The streetlights all came on as one. They illuminated the darkish evening, including the houses across the street. The ones without gates surrounding them. I’d sat up many nights before, watching through the window out of curiosity as the Nightmares started to move. Some part of me always thought they would change, that some illumination would come onto them.
That never happened, and I mostly felt confused.
Fifteen minutes after the streetlights came on, the house across the street open its doors. A man wearing a business suit came out with four small children in tow. One of them looked no older than four, one about seven, and the last two couldn’t have been older than ten. They all stood on the front porch, watching their father as he secured the house behind him.
He checked the lock twice and then took his youngest child’s hand.
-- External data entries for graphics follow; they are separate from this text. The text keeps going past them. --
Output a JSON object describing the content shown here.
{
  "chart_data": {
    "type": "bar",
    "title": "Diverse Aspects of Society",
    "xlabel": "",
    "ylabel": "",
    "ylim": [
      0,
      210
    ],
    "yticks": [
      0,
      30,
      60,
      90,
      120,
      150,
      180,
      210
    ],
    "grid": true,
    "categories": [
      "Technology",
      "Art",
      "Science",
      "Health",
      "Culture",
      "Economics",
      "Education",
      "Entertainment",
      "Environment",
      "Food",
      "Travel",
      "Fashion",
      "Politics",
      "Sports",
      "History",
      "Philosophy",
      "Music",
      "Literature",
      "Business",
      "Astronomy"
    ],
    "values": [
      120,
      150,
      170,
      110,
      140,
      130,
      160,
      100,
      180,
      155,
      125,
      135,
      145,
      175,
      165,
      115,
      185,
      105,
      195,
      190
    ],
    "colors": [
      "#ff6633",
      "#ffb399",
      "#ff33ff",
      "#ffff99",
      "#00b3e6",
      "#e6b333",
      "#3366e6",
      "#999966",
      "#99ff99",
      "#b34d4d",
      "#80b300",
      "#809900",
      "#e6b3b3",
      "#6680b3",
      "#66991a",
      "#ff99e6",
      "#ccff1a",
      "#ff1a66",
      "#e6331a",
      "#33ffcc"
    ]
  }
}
They walked to the car that had been parked in the driveway—a Volvo. He opened the back door and ushered his children inside the car before climbing into the driver’s seat and taking off. Along the sidewalks, I watched other people moving. Teenagers, headed for school, leading their little siblings. I didn’t see any small children wandering around alone. I never had, either.
I laid in my bed, watching the Nightmares move, and remembered what my mother had always told me. She said that when the siren sounded, calling for sunset, I had to get inside. The night didn’t belong to us, she said. And once inside, I had to stay there until the siren for dawn came. Because the daylight didn’t belong to them.
When we were younger, our teachers would spend an entire lesson plan teaching us about Nightmares. About how, when the humans and the Nightmares started to dispute, it became ugly. The wars had been brutal, and humans hadn’t fared well. They came up with this plan, so that both races could survive. Humans got the daylight, and Nightmares got the darkness.
I’d learned this history lesson every year since grade school, but no one would tell us what Nightmares could do. They said that only the police were allowed to know. Otherwise, another epidemic could start. I’d heard rumors, though, and seen things on the news that suggested how dangerous Nightmares could be. It seemed wise to stay inside during the dark hours of the day, to avoid them.
Yet, laying there in bed, watching them walk around, I found it hard to believe that they could be dangerous. They looked normal. The parents ushered their kids into the car with familiar urgency. The teenagers goofed around on the sidewalks, on their way to school. The little kids liked to play around. They didn’t seem any different from humans.
I glanced at the pile of trash in my room, and thought, Then again, no one would believe my father could do this, either.